During this process, done alongside Galgut (who is also a playwright), the marriage of his prose with the three-dimensional world of politics and movement will rely on the actors’ bodies to become different characters and to take on the many characters in the book.

“As a director, my actors transform in front of the audience’s eyes. I don’t ask them to change costumes and come back as a different person. The changes that I usually evoke are when [actors] are interpreting different characters,” says Strike. 

“It’s not a physical change; we’re working with the spine as character portrayal.”

When Sopotela’s character Salome is introduced, she is in her forties, but by the end of the story, she is in her eighties. To achieve this kind of ageing process, actors need to understand what ageing does to the body, says Strike.

The original narrative of Galgut’s The Promise is fluid and ever-changing as the characters’ perspectives change from chapter to chapter. The choice of movement over costume change is organic, in order to achieve the same fluidity.

In addition to the physical movements of the characters, Strike realised the importance of soundscapes  for the production. 

Tapping Charl-Johan Lingenfelder to design soundscapes, Strike notes she has selected actors who can sing, so that sound can be generated by the actors themselves as well.

“I’ve chosen actors who have a musical ear and who are able to also accompany the work themselves. 

“We then started to develop a language which is a physically based language, which I then took my actors through to try and find the language we could all speak. They’re not fluent yet because they’re still working on it,” explains Strike.

There is a whiff of irony in the story of Salome. After decades of empty promises to not only Salome, but many South Africans like her under apartheid rule, the fulfilled pledges are extremely subpar, and the rewards are fragmented.

“The land that is [eventually] given to Salome is a scrappy little patch of land with a house on it that is falling apart and nobody needs nor really wants. But it has taken four decades for them to let it go and that is the problem,” says Strike.

The Promise confronts South Africans’ struggle to let go due to a fear of losing out, being caught out or of not having enough.

“We’re talking about generations of politicians who have done this to South Africa. 

“We’re talking apartheid years, post-apartheid years, colonial and post-colonial years. This is a syndrome in South Africa and probably the world,” says Strike.

Despite having themes that speak directly to South African audiences, The Promise earned the Booker Prize in part for its global relevance. 

Galgut’s writing has been deemed controversial in other countries by people who don’t understand the kind of silence imposed on a person in Salome’s position, both as a domestic worker and a black South African woman. 

“This is most undoubtedly why this book has done so well globally and won the Booker Prize: because it is of enormous relevance to our society as human beings. We are hoarders and we keep what is ours and can’t let go and do the right thing and share,” says Strike.

Yet, while people continue to collect and hoard, it is easy to conveniently leave behind those which do not serve us in the way we would want. 

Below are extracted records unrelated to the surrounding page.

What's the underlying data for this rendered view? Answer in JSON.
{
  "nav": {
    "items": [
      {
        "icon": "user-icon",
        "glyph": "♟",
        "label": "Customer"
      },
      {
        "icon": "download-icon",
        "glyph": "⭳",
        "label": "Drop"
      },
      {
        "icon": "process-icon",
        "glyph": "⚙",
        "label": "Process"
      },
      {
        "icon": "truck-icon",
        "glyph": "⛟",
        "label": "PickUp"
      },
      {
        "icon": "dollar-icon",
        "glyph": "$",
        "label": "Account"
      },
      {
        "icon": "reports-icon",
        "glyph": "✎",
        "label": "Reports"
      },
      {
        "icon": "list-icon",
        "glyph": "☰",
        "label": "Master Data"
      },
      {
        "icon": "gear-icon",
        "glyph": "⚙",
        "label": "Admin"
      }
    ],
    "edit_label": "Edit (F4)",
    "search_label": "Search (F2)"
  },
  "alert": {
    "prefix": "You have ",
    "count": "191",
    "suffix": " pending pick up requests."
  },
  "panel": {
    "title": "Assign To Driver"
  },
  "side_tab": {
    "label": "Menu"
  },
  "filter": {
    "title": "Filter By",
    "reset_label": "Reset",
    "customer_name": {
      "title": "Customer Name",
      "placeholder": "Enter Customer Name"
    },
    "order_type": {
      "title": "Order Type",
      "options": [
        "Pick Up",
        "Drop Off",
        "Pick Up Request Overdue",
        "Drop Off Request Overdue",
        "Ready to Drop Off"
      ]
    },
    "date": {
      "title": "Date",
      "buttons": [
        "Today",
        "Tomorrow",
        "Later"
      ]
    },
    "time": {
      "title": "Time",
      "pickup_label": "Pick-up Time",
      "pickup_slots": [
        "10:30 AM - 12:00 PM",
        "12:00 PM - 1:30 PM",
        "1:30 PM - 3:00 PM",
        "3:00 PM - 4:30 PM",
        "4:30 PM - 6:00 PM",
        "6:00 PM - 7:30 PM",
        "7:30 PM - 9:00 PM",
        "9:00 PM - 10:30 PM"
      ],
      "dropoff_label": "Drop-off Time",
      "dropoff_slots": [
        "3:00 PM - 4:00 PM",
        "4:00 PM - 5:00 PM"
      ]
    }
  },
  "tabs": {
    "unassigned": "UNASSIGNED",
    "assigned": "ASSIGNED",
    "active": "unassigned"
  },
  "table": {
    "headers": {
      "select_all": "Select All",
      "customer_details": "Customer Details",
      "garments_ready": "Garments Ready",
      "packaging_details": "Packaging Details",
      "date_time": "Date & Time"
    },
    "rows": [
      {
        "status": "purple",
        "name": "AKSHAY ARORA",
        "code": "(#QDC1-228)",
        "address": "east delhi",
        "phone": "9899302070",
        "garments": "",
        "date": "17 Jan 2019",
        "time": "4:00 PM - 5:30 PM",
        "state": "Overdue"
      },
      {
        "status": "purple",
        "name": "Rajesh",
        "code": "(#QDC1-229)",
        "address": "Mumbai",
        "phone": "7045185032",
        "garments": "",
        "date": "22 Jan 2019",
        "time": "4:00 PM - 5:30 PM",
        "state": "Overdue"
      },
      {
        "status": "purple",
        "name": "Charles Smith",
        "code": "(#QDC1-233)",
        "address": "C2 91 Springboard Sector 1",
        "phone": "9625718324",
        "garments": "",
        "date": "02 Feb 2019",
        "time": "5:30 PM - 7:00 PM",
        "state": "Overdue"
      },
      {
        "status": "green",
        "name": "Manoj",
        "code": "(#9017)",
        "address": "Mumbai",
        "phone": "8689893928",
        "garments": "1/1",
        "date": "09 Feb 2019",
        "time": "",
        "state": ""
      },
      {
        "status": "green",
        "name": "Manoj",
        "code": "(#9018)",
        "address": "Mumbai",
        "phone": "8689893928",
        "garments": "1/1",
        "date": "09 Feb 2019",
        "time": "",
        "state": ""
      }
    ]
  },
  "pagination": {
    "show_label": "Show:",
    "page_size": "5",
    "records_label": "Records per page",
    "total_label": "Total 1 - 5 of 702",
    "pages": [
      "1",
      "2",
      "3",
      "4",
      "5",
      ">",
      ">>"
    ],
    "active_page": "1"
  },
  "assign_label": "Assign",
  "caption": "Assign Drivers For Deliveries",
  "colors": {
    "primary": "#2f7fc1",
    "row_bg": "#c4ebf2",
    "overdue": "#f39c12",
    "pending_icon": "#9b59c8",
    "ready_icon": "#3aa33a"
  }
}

As the lives of the Swart family move on, it is easy for them to forget Salome, whose existence in their domestic tableau is integral but barely acknowledged. 

In the theatre production, Strike and Galgut make sure audiences sense Salome’s presence in the play all the time and cannot avoid her. 

“The novel is so important in our lifetime that it really should be treated with respect. 

“I’ve learned how to work with big companies, I’ve directed actors in large ensembles, and done a lot of choreography. 

“I’m now at a point where I can rely on a choreographer to interpret work for me and work with the actors,” says Strike.

The Promise will show from 14 September to 6 October at The Star Theatre at the Homecoming Centre in Cape Town (formerly The Fugard Theatre) before heading to the The Market Theatre in Johannesburg from 18 October to 5 November.  Booking for both cities is open via Webtickets.